Paul Sheard, executive vice president and chief economist of S&P Global, noted the fact that China, one of the largest economies in the world, has a 35-year track record of near double-digit growth, which demonstrates the country's potential, provided the reforms continue.

Meanwhile, the famous economist Jim O'Neill, who has created the BRIC nations acronym, said China is transforming from an investment-driven economy to one driven by consumption.

"Transition is underway," he said. "Chinese consumption is not as strong as it was, but it is still growing by about 10 percent."

"Chinese consumers' share of GDP is slowly rising. That is what the world wants, and that is what China wants," the economist said.

O'Neill forecast that for the rest of this decade, China's economy will probably grow at between 6 percent and 7 percent, and for an economy that was about $11 trillion in size, that is "pretty good."

Nicholas Lardy, senior fellow at the Peterson Institute for International Economics in the United States, said the Chinese economy is transforming from an investment- and industry-driven model to a consumption- and service-oriented one.

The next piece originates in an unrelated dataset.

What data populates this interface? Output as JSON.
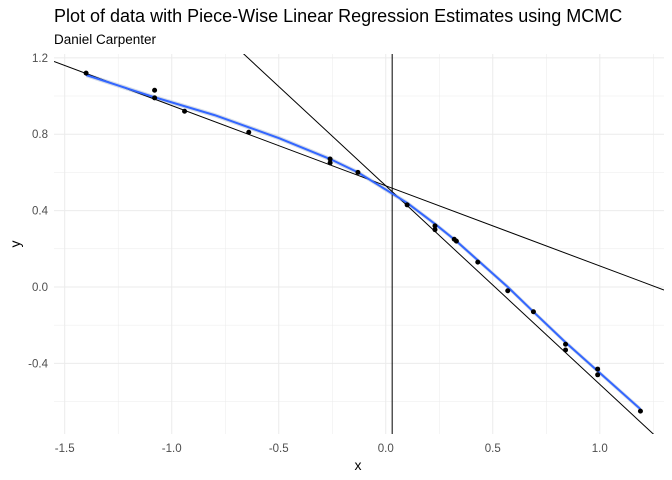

The service sector has made great contributions to economic growth, and consumption has become an important source of the growth, he said, adding that these factors laid a solid foundation for a sustained and stable high rate of growth.

Despite these achievements, there are problems ahead. Looking forward, against the backdrop of a weak global economy and trade, excessive productivity and contradiction between supply and demand remain serious problems in China, and some financial sectors face risks.

O'Neill said China needs to carry out more reforms, especially in its credit system, and let the market play a bigger role.

Margit Molnar, head of the China Desk of the Economics Department of the Organization for Economic Cooperation and Development (OECD), said China's fiscal reform "has been very successful," adding that China has changed its budget law in 2014, which came into effect in 2015, to allow local Chinese governments to issue bonds.

Moreover, China has decided to promote the Belt and Road Initiative, improve its investment environment and open up many more fields to become more globally integrated.

On the Belt and Road Initiative, Molnar said "it was not just a trade and investment type of integration that people have thought in the beginning, but it really goes into areas like intellectual property rights or environment or climate change, or collaboration in areas that people never thought such an initiative could cover."

For example, Dragana Mitrovic, professor of political science at the University of Belgrade, said the Serbian public and business communities, and especially local communities, are now expecting to see more direct Chinese investments in the real economy of Serbia.